On the page for state senators, by contrast, candidates' names were listed vertically, and there were only about 3,100 double-punched votes, less than 1 percent of the total.

"This 'overvoting' is of great concern," said Florida state Sen. Ron Klein, a Democrat who served as a Gore team witness for the Palm Beach County recount.

In addition, Buchanan won 3,407 votes in heavily Democratic precincts of Palm Beach County, one-fifth of his Florida total and more than he won in any other Florida county. Buchanan himself said those votes probably weren't intended for him. "The ballot is confusing," he said.

"Many of us believe we made a mistake and voted for Buchanan," said Lillian Papuzza, 71, a poll inspector at the Century Village housing development in Palm Beach County.

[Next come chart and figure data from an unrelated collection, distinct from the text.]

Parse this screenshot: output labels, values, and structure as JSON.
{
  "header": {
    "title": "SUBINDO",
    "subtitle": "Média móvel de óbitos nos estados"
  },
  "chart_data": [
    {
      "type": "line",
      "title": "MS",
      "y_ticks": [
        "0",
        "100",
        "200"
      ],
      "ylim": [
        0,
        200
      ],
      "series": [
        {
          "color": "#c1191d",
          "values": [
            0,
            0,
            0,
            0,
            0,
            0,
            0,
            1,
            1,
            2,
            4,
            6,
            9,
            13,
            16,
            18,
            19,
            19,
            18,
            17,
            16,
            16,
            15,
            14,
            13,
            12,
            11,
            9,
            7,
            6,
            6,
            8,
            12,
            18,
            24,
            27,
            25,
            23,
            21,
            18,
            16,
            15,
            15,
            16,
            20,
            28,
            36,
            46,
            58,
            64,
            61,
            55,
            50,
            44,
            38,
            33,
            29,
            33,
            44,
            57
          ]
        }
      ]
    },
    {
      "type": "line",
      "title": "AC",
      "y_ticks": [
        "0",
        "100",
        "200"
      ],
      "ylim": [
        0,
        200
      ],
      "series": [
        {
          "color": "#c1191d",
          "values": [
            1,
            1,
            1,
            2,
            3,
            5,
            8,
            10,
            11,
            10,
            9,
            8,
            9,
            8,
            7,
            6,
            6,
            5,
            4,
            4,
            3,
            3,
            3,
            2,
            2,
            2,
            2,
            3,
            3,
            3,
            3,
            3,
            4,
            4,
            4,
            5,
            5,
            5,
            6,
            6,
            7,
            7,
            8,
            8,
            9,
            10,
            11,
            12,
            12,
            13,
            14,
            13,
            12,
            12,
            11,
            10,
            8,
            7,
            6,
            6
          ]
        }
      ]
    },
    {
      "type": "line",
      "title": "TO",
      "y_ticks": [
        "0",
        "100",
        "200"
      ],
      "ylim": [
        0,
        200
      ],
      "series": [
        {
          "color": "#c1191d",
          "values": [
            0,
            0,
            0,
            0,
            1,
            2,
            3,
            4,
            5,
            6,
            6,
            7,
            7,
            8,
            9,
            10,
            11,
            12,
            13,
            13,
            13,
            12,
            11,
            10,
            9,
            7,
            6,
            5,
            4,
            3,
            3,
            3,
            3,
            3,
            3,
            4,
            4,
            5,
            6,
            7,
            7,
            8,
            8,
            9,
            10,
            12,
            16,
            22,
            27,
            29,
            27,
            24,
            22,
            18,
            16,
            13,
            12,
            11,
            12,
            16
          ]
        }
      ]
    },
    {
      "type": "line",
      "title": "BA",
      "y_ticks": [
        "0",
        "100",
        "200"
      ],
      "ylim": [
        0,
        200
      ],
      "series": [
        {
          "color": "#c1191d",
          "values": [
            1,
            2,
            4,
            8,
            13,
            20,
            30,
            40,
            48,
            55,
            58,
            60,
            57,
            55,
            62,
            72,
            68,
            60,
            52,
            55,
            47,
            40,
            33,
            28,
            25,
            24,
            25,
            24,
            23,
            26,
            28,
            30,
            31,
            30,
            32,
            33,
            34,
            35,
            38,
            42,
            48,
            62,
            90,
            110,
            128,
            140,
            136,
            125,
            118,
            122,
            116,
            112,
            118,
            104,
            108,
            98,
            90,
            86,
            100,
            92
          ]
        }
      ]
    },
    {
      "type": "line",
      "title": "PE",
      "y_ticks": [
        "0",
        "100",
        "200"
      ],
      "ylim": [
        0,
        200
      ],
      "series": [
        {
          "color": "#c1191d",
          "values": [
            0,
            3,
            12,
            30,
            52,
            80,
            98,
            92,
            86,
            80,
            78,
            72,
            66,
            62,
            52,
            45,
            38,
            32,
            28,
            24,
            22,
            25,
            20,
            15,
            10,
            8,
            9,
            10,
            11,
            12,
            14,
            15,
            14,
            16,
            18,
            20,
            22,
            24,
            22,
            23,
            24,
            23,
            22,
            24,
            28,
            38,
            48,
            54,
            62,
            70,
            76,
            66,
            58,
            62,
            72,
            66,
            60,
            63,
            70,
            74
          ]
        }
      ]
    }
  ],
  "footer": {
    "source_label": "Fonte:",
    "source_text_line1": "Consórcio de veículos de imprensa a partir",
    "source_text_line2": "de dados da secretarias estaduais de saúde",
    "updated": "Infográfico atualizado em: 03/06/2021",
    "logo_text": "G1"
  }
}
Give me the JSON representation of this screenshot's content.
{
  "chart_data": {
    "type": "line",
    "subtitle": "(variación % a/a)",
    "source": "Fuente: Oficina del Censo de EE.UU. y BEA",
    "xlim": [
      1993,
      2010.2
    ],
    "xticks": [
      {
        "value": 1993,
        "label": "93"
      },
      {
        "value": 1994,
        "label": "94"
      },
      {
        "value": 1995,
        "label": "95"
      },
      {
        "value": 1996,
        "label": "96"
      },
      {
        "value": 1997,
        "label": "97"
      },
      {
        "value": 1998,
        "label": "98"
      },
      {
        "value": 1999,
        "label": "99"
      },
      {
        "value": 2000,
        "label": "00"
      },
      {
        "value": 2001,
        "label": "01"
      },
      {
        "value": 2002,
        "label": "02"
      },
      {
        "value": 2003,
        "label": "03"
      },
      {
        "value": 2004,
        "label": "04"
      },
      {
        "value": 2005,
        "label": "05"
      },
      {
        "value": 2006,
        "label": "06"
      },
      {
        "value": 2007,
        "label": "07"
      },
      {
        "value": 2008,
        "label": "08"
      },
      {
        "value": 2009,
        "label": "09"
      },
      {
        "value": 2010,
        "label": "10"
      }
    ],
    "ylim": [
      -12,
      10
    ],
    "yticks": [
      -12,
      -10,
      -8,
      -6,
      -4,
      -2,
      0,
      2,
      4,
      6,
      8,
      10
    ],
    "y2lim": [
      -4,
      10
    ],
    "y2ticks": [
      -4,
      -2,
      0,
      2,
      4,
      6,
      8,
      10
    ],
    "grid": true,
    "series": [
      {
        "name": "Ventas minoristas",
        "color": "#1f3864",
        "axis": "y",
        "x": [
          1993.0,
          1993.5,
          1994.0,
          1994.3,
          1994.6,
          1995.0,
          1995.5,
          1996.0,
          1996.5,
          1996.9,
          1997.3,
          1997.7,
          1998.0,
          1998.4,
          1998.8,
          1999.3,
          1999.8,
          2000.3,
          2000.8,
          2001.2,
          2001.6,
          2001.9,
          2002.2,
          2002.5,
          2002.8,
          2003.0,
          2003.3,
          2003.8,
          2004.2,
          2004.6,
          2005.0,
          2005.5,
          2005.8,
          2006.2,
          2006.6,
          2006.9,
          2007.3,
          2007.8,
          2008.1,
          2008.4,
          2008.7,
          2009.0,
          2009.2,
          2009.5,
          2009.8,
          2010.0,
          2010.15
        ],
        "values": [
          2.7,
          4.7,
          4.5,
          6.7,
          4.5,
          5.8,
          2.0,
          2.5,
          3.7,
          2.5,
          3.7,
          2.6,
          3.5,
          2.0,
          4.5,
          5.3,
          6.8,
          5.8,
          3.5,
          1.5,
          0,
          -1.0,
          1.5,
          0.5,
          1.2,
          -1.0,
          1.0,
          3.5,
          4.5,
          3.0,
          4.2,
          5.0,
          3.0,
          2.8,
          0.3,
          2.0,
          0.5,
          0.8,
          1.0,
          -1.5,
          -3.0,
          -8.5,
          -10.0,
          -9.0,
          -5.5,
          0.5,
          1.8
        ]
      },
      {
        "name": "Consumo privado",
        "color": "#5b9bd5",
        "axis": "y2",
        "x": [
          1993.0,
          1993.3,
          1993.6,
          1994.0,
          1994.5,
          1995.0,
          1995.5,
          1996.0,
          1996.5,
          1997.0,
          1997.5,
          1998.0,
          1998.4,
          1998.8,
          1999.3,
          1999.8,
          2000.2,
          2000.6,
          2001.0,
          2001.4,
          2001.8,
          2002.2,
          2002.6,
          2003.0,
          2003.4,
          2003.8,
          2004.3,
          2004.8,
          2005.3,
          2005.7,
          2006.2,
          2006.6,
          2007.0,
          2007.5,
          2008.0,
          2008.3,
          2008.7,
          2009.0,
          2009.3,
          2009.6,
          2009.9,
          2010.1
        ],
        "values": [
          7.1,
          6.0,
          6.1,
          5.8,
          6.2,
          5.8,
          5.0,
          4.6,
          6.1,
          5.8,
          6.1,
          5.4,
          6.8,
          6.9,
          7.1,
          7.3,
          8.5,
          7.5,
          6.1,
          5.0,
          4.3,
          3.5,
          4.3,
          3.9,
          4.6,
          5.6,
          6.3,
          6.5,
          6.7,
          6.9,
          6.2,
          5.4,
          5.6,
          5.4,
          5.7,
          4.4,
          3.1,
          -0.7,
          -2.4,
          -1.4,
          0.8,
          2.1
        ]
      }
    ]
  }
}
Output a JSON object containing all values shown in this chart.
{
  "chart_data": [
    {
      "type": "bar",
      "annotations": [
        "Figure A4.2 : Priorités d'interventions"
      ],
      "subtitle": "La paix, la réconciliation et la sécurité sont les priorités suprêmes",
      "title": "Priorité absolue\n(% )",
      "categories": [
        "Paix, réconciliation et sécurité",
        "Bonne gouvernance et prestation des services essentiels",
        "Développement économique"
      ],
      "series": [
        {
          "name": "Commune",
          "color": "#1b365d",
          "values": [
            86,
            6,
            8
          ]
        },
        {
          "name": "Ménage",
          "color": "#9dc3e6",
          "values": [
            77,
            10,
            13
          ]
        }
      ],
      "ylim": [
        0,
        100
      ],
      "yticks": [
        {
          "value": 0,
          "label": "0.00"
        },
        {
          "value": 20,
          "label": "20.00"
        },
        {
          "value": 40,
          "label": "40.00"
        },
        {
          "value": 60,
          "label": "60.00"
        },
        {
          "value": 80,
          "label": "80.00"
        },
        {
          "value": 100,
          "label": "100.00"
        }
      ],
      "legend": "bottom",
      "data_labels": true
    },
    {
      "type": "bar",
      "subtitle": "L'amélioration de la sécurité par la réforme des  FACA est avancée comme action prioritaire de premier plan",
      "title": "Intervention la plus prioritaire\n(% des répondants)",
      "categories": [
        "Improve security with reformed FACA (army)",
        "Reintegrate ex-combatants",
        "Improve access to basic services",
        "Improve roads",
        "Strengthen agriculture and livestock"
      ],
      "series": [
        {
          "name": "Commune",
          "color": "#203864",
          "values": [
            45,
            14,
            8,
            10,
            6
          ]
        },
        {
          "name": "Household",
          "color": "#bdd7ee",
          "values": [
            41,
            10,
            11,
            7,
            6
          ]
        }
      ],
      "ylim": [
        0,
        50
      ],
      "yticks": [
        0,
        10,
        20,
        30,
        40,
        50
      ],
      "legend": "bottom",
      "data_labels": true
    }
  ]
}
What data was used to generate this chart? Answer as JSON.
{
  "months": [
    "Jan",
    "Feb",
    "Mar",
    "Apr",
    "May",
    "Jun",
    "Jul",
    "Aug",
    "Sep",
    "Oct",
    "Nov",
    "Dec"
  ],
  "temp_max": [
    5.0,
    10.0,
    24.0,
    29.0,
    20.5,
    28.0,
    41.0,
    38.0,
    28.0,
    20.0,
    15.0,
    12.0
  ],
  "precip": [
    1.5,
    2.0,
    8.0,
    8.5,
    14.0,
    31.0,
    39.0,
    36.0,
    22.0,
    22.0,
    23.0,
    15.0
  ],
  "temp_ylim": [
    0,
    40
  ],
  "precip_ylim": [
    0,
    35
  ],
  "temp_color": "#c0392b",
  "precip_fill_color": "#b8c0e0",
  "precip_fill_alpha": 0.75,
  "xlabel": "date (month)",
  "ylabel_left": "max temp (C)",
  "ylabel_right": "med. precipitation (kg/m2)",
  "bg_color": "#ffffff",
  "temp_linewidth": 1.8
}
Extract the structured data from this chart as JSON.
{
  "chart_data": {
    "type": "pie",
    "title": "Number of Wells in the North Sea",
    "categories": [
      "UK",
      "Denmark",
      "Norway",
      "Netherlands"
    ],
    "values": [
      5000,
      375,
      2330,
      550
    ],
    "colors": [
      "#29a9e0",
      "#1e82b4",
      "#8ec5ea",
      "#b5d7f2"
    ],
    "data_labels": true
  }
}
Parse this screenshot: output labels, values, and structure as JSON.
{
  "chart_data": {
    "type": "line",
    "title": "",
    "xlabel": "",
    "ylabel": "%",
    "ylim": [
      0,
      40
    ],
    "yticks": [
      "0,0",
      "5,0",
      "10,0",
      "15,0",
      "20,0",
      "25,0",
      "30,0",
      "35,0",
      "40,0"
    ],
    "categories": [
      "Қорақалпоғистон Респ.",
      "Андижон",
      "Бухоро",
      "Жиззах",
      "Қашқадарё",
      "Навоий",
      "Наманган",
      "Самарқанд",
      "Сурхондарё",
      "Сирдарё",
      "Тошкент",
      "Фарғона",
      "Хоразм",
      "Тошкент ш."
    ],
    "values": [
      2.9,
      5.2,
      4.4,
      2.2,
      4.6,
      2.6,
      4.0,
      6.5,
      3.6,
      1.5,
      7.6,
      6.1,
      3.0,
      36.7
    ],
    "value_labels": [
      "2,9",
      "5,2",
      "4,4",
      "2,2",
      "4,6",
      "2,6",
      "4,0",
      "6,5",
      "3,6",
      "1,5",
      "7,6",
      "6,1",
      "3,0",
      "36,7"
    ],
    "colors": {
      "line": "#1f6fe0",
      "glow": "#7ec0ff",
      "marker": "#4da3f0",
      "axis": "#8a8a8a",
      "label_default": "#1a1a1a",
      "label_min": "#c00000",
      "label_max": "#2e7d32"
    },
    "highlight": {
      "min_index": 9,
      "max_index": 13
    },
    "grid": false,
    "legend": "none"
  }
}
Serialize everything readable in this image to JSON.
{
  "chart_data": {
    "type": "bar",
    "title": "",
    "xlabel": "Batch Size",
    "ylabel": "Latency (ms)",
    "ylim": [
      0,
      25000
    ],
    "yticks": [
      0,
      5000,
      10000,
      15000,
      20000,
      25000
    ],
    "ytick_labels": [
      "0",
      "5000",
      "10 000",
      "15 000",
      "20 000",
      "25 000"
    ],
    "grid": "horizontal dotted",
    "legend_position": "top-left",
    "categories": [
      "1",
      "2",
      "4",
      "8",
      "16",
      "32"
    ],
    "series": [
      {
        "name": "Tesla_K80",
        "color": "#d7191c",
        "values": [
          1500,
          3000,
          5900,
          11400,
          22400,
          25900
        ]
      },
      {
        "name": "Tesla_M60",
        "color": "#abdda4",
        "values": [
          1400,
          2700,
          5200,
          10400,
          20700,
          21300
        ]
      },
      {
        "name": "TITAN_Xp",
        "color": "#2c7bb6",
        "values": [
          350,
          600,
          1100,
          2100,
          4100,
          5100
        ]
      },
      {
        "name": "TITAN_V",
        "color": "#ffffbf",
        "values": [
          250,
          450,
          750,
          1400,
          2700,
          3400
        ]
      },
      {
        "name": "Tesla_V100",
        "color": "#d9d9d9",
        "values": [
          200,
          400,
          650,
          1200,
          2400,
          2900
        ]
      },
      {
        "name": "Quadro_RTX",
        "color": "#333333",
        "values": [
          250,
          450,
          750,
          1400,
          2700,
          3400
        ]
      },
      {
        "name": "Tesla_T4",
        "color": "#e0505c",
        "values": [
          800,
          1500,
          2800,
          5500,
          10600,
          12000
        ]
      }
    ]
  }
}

"I saw people come in out of their sick beds, people in wheelchairs, people who could hardly walk," Papuzza said. "It was incredible, the effort they put in to vote. But for elderly people, the ballot was confusing. We're upset."

The ballot was not just confusing, it was illegal, said Warren Christopher, the former secretary of state who is spearheading the Gore campaign's recount drive.

Democratic National Committee officials have begun a fundraising drive to support a lawsuit challenging the vote count in Palm Beach County. Unlike the Gore campaign, the party can raise unlimited funds for such a legal effort without facing federal campaign finance restrictions.

A party-backed lawsuit may be filed in state court as early as next week, Democratic officials said, although they acknowledge that courts have been reluctant to overturn elections without proof of intentional fraud.

For now, Palm Beach County has agreed to recount all of its votes by machine and some of its votes by hand in response to a request by the state Democratic Party. The new hand recount on Saturday covered at least 1 percent of the popular vote and four precincts, about 4,000 ballots.

In other parts of the state, some poll workers said they turned away voters because they were unable to verify basic registration information. These poll workers said they were put on hold for more than an hour trying to contact county offices and resolve discrepancies with addresses and registration cards.

"We are still collecting accounts of other irregularities, voter intimidation and other oddities in other parts of the state," said William Daley, Gore's national campaign chairman. "If substantiated and appropriate, they, too, will become part of legal actions."

Charges of election tampering take on an added life and momentum in South Florida, with its history of vote fraud, fractious electorate and activist immigrant population. In a Miami church, Jesse Jackson stoked angry crowds by hinting that Republicans had manipulated Tuesday's vote to deny Democrats the right to cast ballots.

"Somebody's been tampering with the process," Jackson told a spirited throng at New Birth Baptist Church.

But by week's end, many of the tampering claims had melted under scrutiny, leaving the tedious business of reading partially perforated ballots to determine the will of the people and the fate of the candidates.

Tribune staff writers Steve Mills in Ft. Lauderdale and William Gaines in Tallahassee, Fla., contributed to this report.